Pipeline tracks per-org stages with timestamps, so your AI knows how long each deal has been sitting. It detects stalled conversations — orgs stuck in the same stage with no recent activity. It flags orgs missing a champion — someone on the inside advocating for you. Combined with activities and people, pipeline gives your AI the full picture — not just where a deal is, but whether it's actually moving.
→ Your AI flags that Northfield has been "active" for six weeks with no activity — and your last touchpoint was a voicemail three weeks ago. CRM intelligence without the CRM.
Each ingredient is useful alone. Skills combine them into something qualitatively different.
You have a call with a prospect. You tell your AI "just spoke with Rachel at Northfield — she's interested, wants to see pricing next week." Your AI logs that as an activity on Rachel's profile and creates a reminder to send pricing.

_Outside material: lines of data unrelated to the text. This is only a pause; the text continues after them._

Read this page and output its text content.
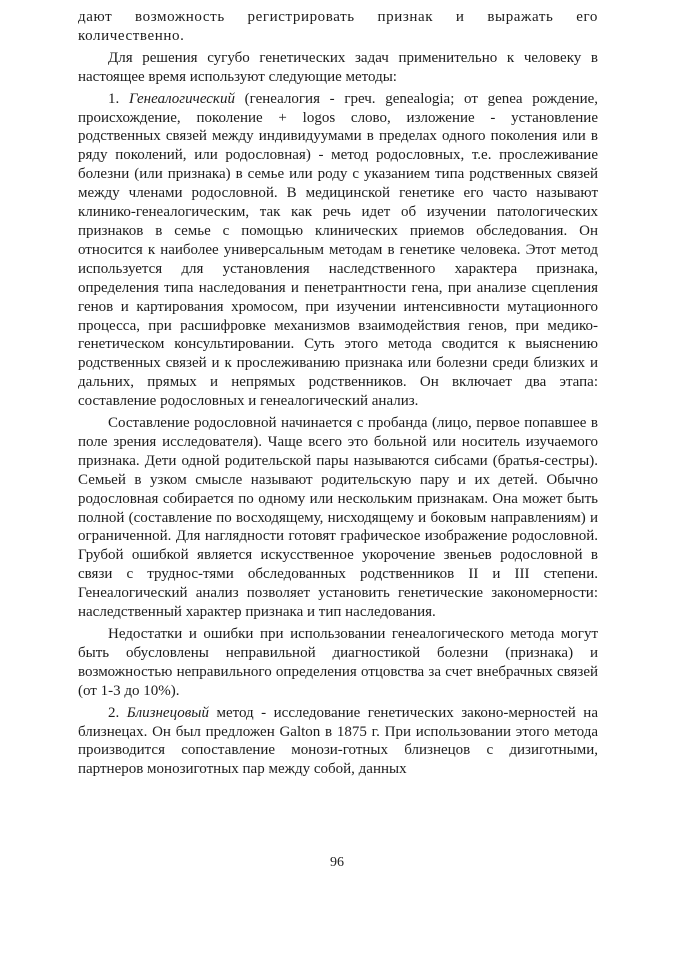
дают возможность регистрировать признак и выражать его количественно.

Для решения сугубо генетических задач применительно к человеку в настоящее время используют следующие методы:

1. Генеалогический (генеалогия - греч. genealogia; от genea рождение, происхождение, поколение + logos слово, изложение - установление родственных связей между индивидуумами в пределах одного поколения или в ряду поколений, или родословная) - метод родословных, т.е. прослеживание болезни (или признака) в семье или роду с указанием типа родственных связей между членами родословной. В медицинской генетике его часто называют клинико-генеалогическим, так как речь идет об изучении патологических признаков в семье с помощью клинических приемов обследования. Он относится к наиболее универсальным методам в генетике человека. Этот метод используется для установления наследственного характера признака, определения типа наследования и пенетрантности гена, при анализе сцепления генов и картирования хромосом, при изучении интенсивности мутационного процесса, при расшифровке механизмов взаимодействия генов, при медико-генетическом консультировании. Суть этого метода сводится к выяснению родственных связей и к прослеживанию признака или болезни среди близких и дальних, прямых и непрямых родственников. Он включает два этапа: составление родословных и генеалогический анализ.

Составление родословной начинается с пробанда (лицо, первое попавшее в поле зрения исследователя). Чаще всего это больной или носитель изучаемого признака. Дети одной родительской пары называются сибсами (братья-сестры). Семьей в узком смысле называют родительскую пару и их детей. Обычно родословная собирается по одному или нескольким признакам. Она может быть полной (составление по восходящему, нисходящему и боковым направлениям) и ограниченной. Для наглядности готовят графическое изображение родословной. Грубой ошибкой является искусственное укорочение звеньев родословной в связи с труднос-тями обследованных родственников II и III степени. Генеалогический анализ позволяет установить генетические закономерности: наследственный характер признака и тип наследования.

Недостатки и ошибки при использовании генеалогического метода могут быть обусловлены неправильной диагностикой болезни (признака) и возможностью неправильного определения отцовства за счет внебрачных связей (от 1-3 до 10%).

2. Близнецовый метод - исследование генетических законо-мерностей на близнецах. Он был предложен Galton в 1875 г. При использовании этого метода производится сопоставление монози-готных близнецов с дизиготными, партнеров монозиготных пар между собой, данных

96
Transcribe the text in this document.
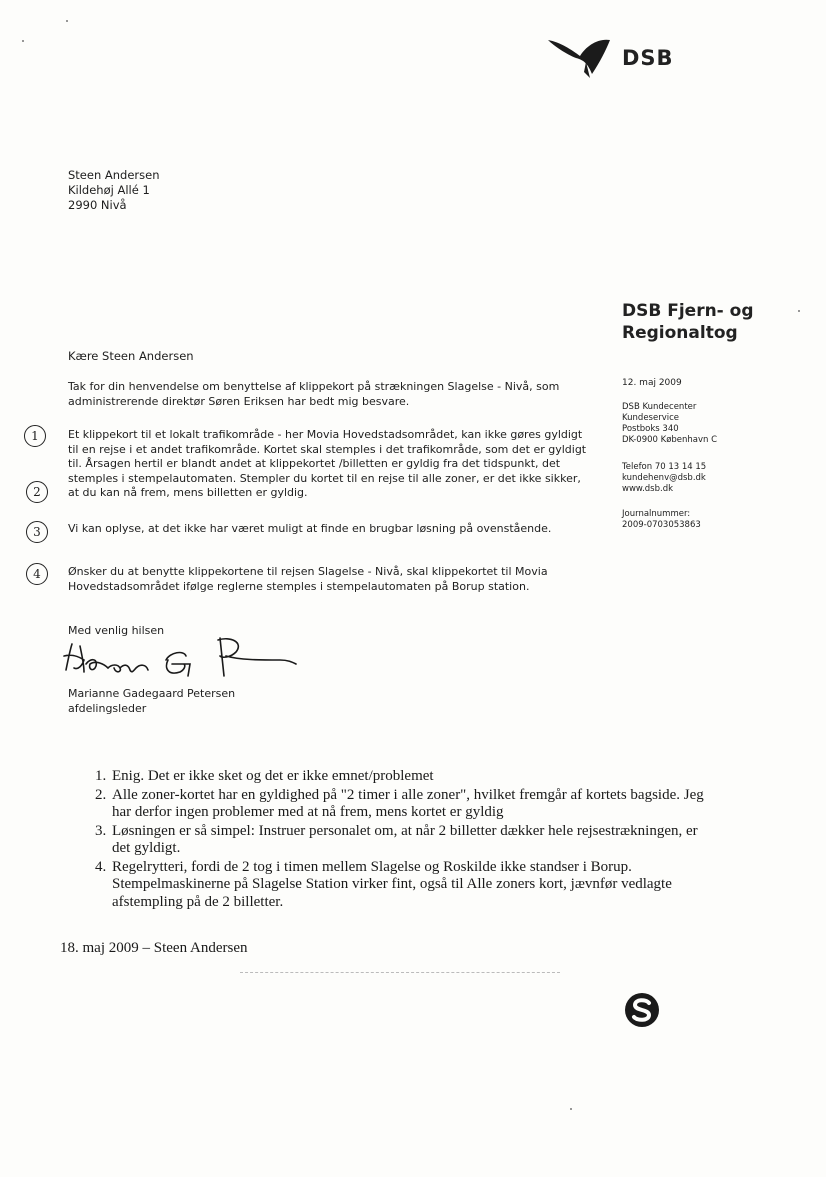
DSB
Steen Andersen
Kildehøj Allé 1
2990 Nivå
DSB Fjern- og
Regionaltog
Kære Steen Andersen
Tak for din henvendelse om benyttelse af klippekort på strækningen Slagelse - Nivå, som administrerende direktør Søren Eriksen har bedt mig besvare.
Et klippekort til et lokalt trafikområde - her Movia Hovedstadsområdet, kan ikke gøres gyldigt til en rejse i et andet trafikområde. Kortet skal stemples i det trafikområde, som det er gyldigt til. Årsagen hertil er blandt andet at klippekortet /billetten er gyldig fra det tidspunkt, det stemples i stempelautomaten. Stempler du kortet til en rejse til alle zoner, er det ikke sikker, at du kan nå frem, mens billetten er gyldig.
Vi kan oplyse, at det ikke har været muligt at finde en brugbar løsning på ovenstående.
Ønsker du at benytte klippekortene til rejsen Slagelse - Nivå, skal klippekortet til Movia Hovedstadsområdet ifølge reglerne stemples i stempelautomaten på Borup station.
1
2
3
4
Med venlig hilsen
Marianne Gadegaard Petersen
afdelingsleder
12. maj 2009
DSB Kundecenter
Kundeservice
Postboks 340
DK-0900 København C
Telefon 70 13 14 15
kundehenv@dsb.dk
www.dsb.dk
Journalnummer:
2009-0703053863
1. Enig. Det er ikke sket og det er ikke emnet/problemet
2. Alle zoner-kortet har en gyldighed på "2 timer i alle zoner", hvilket fremgår af kortets bagside. Jeg har derfor ingen problemer med at nå frem, mens kortet er gyldig
3. Løsningen er så simpel: Instruer personalet om, at når 2 billetter dækker hele rejsestrækningen, er det gyldigt.
4. Regelrytteri, fordi de 2 tog i timen mellem Slagelse og Roskilde ikke standser i Borup. Stempelmaskinerne på Slagelse Station virker fint, også til Alle zoners kort, jævnfør vedlagte afstempling på de 2 billetter.
18. maj 2009 – Steen Andersen
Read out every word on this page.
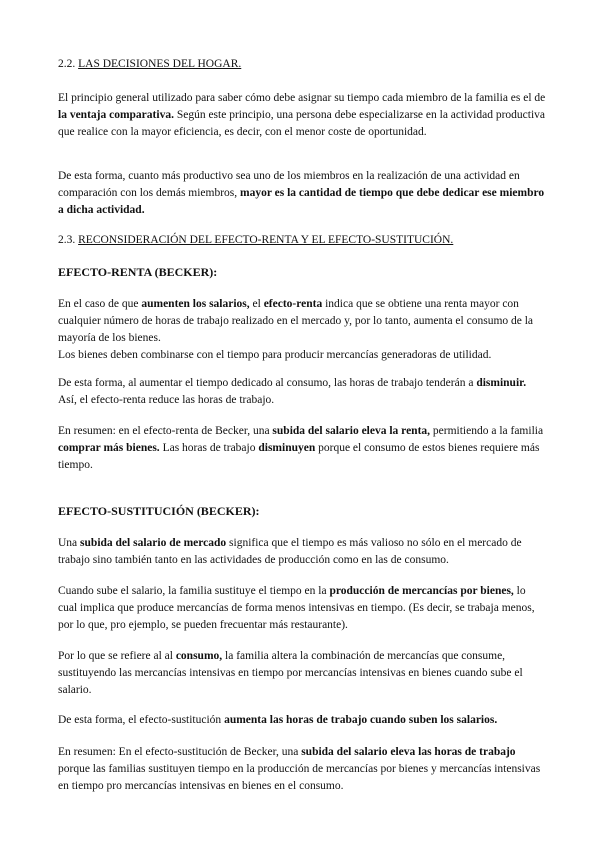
2.2. LAS DECISIONES DEL HOGAR.
El principio general utilizado para saber cómo debe asignar su tiempo cada miembro de la familia es el de la ventaja comparativa. Según este principio, una persona debe especializarse en la actividad productiva que realice con la mayor eficiencia, es decir, con el menor coste de oportunidad.
De esta forma, cuanto más productivo sea uno de los miembros en la realización de una actividad en comparación con los demás miembros, mayor es la cantidad de tiempo que debe dedicar ese miembro a dicha actividad.
2.3. RECONSIDERACIÓN DEL EFECTO-RENTA Y EL EFECTO-SUSTITUCIÓN.
EFECTO-RENTA (BECKER):
En el caso de que aumenten los salarios, el efecto-renta indica que se obtiene una renta mayor con cualquier número de horas de trabajo realizado en el mercado y, por lo tanto, aumenta el consumo de la mayoría de los bienes.
Los bienes deben combinarse con el tiempo para producir mercancías generadoras de utilidad.
De esta forma, al aumentar el tiempo dedicado al consumo, las horas de trabajo tenderán a disminuir. Así, el efecto-renta reduce las horas de trabajo.
En resumen: en el efecto-renta de Becker, una subida del salario eleva la renta, permitiendo a la familia comprar más bienes. Las horas de trabajo disminuyen porque el consumo de estos bienes requiere más tiempo.
EFECTO-SUSTITUCIÓN (BECKER):
Una subida del salario de mercado significa que el tiempo es más valioso no sólo en el mercado de trabajo sino también tanto en las actividades de producción como en las de consumo.
Cuando sube el salario, la familia sustituye el tiempo en la producción de mercancías por bienes, lo cual implica que produce mercancías de forma menos intensivas en tiempo. (Es decir, se trabaja menos, por lo que, pro ejemplo, se pueden frecuentar más restaurante).
Por lo que se refiere al al consumo, la familia altera la combinación de mercancías que consume, sustituyendo las mercancías intensivas en tiempo por mercancías intensivas en bienes cuando sube el salario.
De esta forma, el efecto-sustitución aumenta las horas de trabajo cuando suben los salarios.
En resumen: En el efecto-sustitución de Becker, una subida del salario eleva las horas de trabajo porque las familias sustituyen tiempo en la producción de mercancías por bienes y mercancías intensivas en tiempo pro mercancías intensivas en bienes en el consumo.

A week later, your morning brief surfaces it before you even ask. When you need a reference from someone similar, it checks your network graph and finds someone Rachel might already know.
You want to meet someone at a company you've been watching. Run /intro-path and your AI checks your contacts, finds people who work there, and maps out who knows who. It surfaces that your contact James went to school with their head of partnerships. It creates an outreach reminder and pulls up your "intro email playbook" from docs so you can draft the note. One command, five ingredients.
You just got back from a conference with a stack of business cards. Tell your AI who you met — it creates profiles, links them to the event, logs activities, and sets follow-up reminders for each one. Next week when you run /daily-brief, those follow-ups surface automatically. Six months later, you need an intro to one of their companies — your AI already has the path.
Your API token is what lets your AI reach into this workspace. Give it to Claude via MCP, or any other AI tool via the API. Once connected, your AI has read and write access to every ingredient — and the pantry grows richer every conversation.